The regex module

Utility module with functions to construct or manipulate regular expressions.

words2regexp(words)[source]

Convert the specified word list to an optimized regular expression.

Example:

>>> import parce.regex
>>> parce.regex.words2regexp(['opa', 'oma', 'mama', 'papa'])
'(?:mam|pap|o[mp])a'
>>> parce.regex.words2regexp(['car', 'cdr', 'caar', 'cadr', 'cdar', 'cddr'])
'c[ad]{1,2}r'
make_charclass(chars)[source]

Return a string with adjacent characters grouped.

Example:

>>> parce.regex.make_charclass(('a', 'd', 'b', 'f', 'c'))
'a-df'

Supplying a string is also supported:

>>> parce.regex.make_charclass("abcdefghjklmnop")
'a-hj-p'

Special characters are properly escaped.

common_suffix(words)[source]

Return (words, suffix), where suffix is the common suffix.

If there is no common suffix, words is returned unchanged, and suffix is an empty string. If there is a common suffix, that is chopped off the returned words. Example:

>>> parce.regex.common_suffix(['opa', 'oma', 'mama', 'papa'])
(['op', 'om', 'mam', 'pap'], 'a')
to_string(expr)[source]

Convert an unambiguous regexp to a plain string.

If the regular expression is unambiguous and can be converted to a plain string, return it. Otherwise, None is returned.

The returned string can be used with str.find(), which would be faster than using re.search(). Examples:

>>> parce.regex.to_string(r"a.e")
>>> parce.regex.to_string(r"a\.e")
'a.e'
>>> parce.regex.to_string(r"a\ne")
'a\ne'

The first returns None, because the dot can match multiple characters.

make_trie(words, reverse=False)[source]

Return a dict-based radix trie structure from a list of words.

End-points are denoted by a None key, set to True.
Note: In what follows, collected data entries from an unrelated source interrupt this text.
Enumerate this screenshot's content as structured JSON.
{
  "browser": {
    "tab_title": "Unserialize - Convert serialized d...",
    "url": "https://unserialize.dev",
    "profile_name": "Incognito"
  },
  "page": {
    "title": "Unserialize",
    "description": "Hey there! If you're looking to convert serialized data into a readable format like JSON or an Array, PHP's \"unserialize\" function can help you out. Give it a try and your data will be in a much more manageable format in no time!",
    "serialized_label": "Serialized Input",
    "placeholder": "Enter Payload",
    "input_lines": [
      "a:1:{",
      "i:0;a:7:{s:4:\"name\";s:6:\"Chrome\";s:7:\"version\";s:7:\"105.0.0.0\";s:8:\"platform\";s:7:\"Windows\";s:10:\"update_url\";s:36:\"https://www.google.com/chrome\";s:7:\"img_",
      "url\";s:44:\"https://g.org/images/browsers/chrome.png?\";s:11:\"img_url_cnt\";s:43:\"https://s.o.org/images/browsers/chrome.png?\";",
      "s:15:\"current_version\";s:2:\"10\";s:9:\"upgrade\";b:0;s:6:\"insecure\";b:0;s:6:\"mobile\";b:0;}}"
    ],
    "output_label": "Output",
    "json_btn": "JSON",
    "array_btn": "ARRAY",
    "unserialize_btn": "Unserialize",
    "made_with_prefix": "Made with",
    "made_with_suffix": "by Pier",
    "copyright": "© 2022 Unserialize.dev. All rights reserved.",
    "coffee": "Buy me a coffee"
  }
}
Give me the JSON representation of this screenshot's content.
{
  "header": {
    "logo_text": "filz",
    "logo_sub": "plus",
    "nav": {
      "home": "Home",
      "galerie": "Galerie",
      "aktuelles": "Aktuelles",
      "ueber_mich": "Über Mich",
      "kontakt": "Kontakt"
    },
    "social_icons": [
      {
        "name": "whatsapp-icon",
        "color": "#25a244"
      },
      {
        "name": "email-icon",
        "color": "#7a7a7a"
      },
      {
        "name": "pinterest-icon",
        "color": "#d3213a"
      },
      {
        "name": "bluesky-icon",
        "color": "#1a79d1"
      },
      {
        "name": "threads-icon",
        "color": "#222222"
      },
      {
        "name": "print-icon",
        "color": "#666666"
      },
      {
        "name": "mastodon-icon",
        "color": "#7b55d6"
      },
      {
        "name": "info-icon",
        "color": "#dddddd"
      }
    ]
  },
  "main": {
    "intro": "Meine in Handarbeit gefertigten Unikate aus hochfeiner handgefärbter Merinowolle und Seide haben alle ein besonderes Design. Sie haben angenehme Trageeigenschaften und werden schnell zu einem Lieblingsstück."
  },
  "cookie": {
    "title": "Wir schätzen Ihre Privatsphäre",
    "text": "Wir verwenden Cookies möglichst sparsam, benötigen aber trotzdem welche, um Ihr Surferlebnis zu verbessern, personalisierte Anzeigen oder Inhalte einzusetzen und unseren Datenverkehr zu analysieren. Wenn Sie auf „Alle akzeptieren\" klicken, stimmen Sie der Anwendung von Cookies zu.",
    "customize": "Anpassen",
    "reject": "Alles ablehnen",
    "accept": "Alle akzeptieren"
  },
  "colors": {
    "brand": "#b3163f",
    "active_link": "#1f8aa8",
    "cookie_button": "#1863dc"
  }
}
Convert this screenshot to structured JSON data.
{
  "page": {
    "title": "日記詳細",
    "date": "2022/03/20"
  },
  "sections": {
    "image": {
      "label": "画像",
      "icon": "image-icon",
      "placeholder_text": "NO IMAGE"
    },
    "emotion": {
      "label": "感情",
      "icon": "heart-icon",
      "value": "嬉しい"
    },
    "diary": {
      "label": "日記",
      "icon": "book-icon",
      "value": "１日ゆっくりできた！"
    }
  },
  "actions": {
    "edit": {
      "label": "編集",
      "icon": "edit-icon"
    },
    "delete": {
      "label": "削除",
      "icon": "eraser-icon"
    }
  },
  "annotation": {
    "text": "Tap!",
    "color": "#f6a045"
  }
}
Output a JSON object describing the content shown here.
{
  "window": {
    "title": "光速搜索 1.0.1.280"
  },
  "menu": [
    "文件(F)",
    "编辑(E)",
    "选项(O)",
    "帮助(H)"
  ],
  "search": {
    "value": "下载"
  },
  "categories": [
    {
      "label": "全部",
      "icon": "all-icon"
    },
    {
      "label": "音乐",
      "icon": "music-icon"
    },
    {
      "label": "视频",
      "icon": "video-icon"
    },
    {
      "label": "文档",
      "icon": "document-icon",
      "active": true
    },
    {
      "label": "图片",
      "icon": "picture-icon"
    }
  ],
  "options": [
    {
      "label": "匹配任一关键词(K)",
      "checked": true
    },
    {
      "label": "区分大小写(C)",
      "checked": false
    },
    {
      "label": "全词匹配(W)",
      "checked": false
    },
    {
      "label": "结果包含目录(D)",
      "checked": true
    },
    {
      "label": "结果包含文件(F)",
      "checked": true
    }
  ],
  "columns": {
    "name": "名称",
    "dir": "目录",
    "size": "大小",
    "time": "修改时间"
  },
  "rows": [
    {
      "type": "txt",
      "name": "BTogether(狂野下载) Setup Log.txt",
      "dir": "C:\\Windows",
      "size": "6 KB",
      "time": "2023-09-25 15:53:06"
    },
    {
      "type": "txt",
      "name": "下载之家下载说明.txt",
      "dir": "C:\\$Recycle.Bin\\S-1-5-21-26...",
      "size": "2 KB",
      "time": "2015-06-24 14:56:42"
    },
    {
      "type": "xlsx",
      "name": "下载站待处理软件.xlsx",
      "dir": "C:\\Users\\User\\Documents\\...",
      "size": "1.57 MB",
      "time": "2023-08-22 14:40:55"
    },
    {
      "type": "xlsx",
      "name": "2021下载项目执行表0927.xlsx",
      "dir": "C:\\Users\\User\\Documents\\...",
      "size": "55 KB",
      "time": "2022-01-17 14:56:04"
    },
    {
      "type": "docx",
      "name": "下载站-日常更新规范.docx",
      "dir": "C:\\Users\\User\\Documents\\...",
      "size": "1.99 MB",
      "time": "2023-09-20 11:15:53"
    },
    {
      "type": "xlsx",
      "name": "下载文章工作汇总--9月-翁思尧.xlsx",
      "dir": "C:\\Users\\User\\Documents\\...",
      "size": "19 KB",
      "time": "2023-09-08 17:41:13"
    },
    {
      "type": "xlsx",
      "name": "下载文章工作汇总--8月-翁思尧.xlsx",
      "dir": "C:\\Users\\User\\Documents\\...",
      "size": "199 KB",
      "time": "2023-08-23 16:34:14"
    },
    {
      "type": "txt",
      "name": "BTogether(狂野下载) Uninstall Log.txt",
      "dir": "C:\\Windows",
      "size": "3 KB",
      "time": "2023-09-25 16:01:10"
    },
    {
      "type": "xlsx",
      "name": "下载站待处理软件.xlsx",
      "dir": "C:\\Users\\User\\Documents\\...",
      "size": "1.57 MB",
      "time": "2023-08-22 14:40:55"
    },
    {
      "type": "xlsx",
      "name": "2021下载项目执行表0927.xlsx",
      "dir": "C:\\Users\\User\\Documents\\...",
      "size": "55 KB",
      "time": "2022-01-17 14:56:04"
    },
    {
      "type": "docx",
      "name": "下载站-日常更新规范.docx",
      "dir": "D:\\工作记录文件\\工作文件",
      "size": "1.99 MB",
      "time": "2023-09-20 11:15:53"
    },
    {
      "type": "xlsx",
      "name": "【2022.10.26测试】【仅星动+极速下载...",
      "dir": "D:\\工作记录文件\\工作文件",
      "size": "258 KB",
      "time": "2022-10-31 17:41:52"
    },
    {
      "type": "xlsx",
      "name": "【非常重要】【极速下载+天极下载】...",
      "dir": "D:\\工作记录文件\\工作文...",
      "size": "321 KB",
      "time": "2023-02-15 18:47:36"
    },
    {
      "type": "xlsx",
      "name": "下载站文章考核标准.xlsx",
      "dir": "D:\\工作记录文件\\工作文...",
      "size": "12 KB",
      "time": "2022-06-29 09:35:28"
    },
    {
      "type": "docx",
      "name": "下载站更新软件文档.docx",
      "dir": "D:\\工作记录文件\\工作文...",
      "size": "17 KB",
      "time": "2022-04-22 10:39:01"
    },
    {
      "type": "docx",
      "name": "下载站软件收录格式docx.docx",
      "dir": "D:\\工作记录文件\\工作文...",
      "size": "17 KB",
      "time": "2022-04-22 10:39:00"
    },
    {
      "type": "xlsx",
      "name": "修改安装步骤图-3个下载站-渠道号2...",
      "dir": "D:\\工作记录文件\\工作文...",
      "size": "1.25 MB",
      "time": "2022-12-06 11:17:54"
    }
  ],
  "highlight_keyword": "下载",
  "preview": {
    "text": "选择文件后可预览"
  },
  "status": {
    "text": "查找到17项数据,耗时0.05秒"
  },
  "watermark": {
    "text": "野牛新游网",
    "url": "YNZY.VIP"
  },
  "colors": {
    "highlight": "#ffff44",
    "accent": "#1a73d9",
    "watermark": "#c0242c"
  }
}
If reverse is set to True, the trie is made in backward direction, from the end of the words.

Example:

>>> from parce.regex import make_trie
>>> r = make_trie(["aaaa", "aaab", "aabb", "abbb", "abbbb"])
>>> r   # output formatted nicely :-)
{
    "a": {
        "a": {
            "a": {
                "a": {
                    None: True
                },
                "b": {
                    None: True
                }
            },
            "bb": {
                None: True
            }
        },
        "bbb": {
            None: True,
            "b": {
                None: True
            }
        }
    }
}
trie_to_regexp_tuple(node, reverse=False)[source]

Converts the trie node to a tuple of regular expression parts.

A part is either a plain string expression or a frozenset instance. A frozenset instance denotes a group of alternative expressions, and consists of plain string expressions or other tuples. If None is also present in the frozenset, the expression is optional.

Example:

>>> from parce.regex import *
>>> r = make_trie(["aaaa", "aaab", "aabb", "abbb", "abbbb"])
>>> trie_to_regexp_tuple(r)
(
    'a',
    frozenset({
        (
            'a',
            frozenset({
                'bb',
                (
                    'a',
                    frozenset({
                        'a',
                        'b'
                    })
                )
            })
        ),
        (
            'bbb',
            frozenset({
                None,
                'b'
            })
        )
    })
)

This function also recognizes common suffixes within alternative expressions:

>>> r = make_trie("aaaa aaba aaca abca".split())
>>> r
{'a':
    {'a':
        {'aa': {None: True},
         'ba': {None: True},
         'ca': {None: True}},
     'bca': {None: True}}}
>>> t = trie_to_regexp_tuple(r)
>>> t
('a',
 frozenset({'bca',
            ('a',
             frozenset({'c',
                        'a',
                        'b'}),
             'a')}))

(Note that the toplevel common suffix is handled by the common_suffix() function, which is called from words2regexp().)

build_regexp(r)[source]

Convert a tuple to a full regular expression pattern string.

The tuple is described in the trie_to_regexp_tuple() function doc string.

Example:

>>> from parce.regex import *
>>> r = make_trie(["aaaa", "aaab", "aabb", "abbb", "abbbb"])
>>> t = trie_to_regexp_tuple(r)
>>> build_regexp(t)
'a(?:a(?:bb|a[ab])|bbbb?)'

The main function words2regexp() uses this function internally, adding an extra optimization to look for a common suffix.